Can you carbonate a 5 gallon soda keg with a handheld co2 charger?


Here is the deal. The local soda guy in my town gave me a 5 gallon soda keg in return for some homemade beer. He gave me the container a whole bunch of hose and in and out valves. I do not want to buy the full big co2 container to carbonate the beer. Is there enough co2 in one of those little food grade co2 handchargers to fully carbonate the beer. I DO NOT want to natrually carbonate inside the container and then just use the charger as a regulator. I want to artificially carbonate. Can anyone answer this question...


Answers: There is not enough CO2 in one of those little containers to carbonate a 5 gallon container.

You need about 5 grams of CO2 per liter of liquid. The little "Bestwhip" cylinders used in a handheld contain about 8 grams of CO2. So you would need 100 grams of C02, or TWENTY "whippets" just carbonate the liquid, not even considering headspace.

But it does not instantly go into solution. It takes CO2 hours at a given pressure to dissolve into the liquid. For example you need 10 - 15 psi for several days to force carbonate 5 gallons of beer.

That assumes ALL of the CO2 from the whippet dissolves into the liquid. It won't, you have head space, etc. in the keg. And each time you change whippets, you will likely blow off the head space CO2.

It might take 40 or more?

If you did this successfully, now you start tapping it. You MUST replace the liquid with CO2 (headspace) at the same pressure, or it will go flat. How many will it take to push out 5 gallons of soda?

Sorry, realistically it ain't gonna work. It would be cheaper to buy a proper CO2 setup than pay for the whippets.

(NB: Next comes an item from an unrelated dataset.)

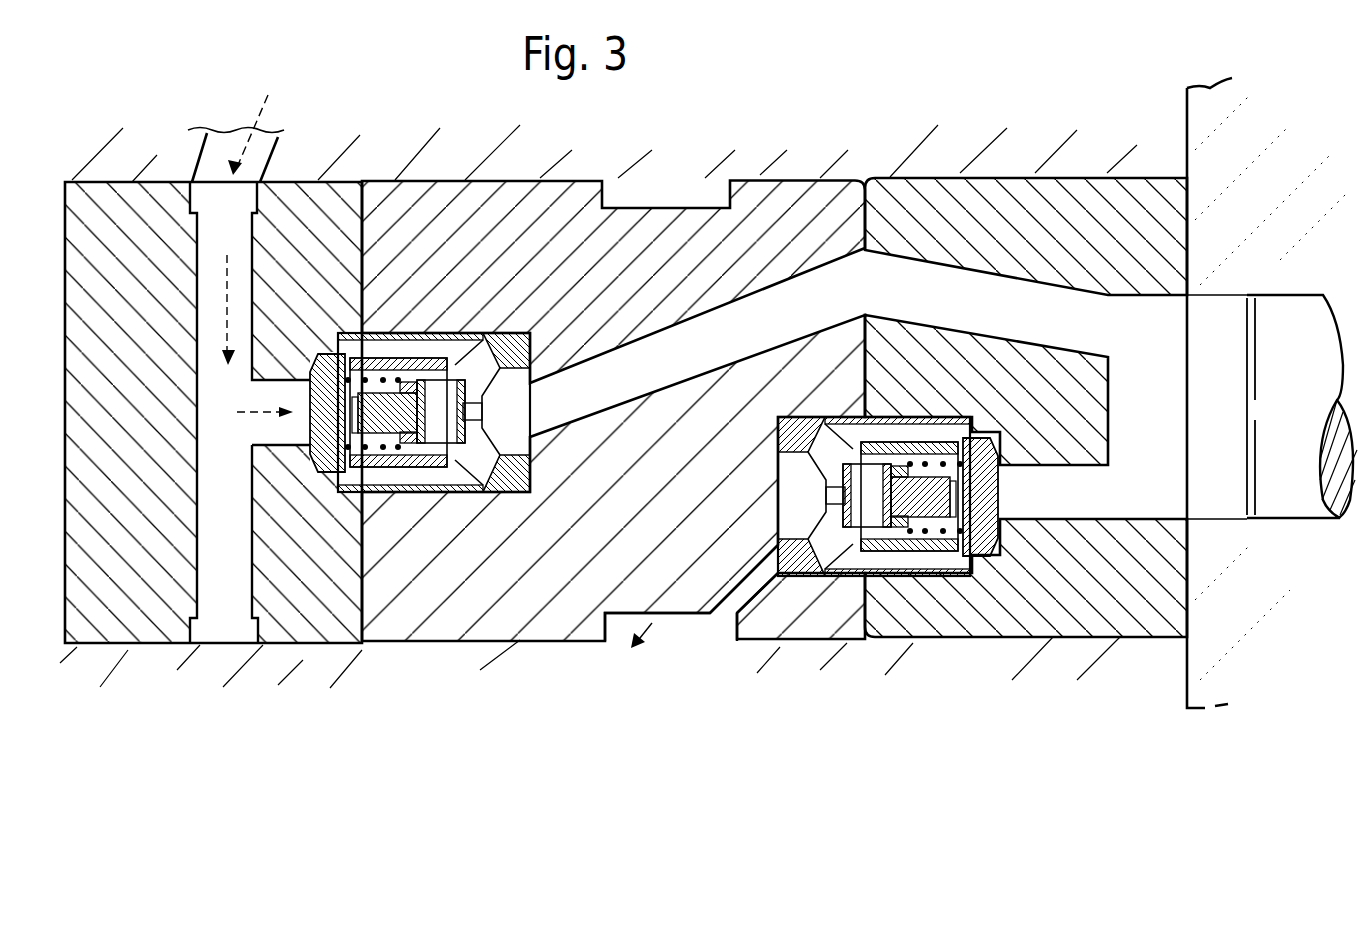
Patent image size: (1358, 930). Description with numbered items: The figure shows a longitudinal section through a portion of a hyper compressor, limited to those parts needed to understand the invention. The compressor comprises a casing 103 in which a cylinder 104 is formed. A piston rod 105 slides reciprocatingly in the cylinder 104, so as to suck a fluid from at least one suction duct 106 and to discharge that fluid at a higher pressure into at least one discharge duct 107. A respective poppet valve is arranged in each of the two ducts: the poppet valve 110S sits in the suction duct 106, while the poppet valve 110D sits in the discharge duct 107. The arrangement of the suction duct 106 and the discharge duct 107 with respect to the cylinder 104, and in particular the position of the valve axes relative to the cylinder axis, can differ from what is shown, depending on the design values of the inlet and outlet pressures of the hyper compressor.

15 year homebrewer/kegger depends on on how much the hand held unit can hold... Yes you can. Homebrewers do it all the time. You just need to make sure that the keg is pretty full or the volume of CO2 will simply fill the headspace and not make it into the beer as well. As long as you can get the necessary pressure in your keg (gauges are always a good thing) then your carbonation will go fine.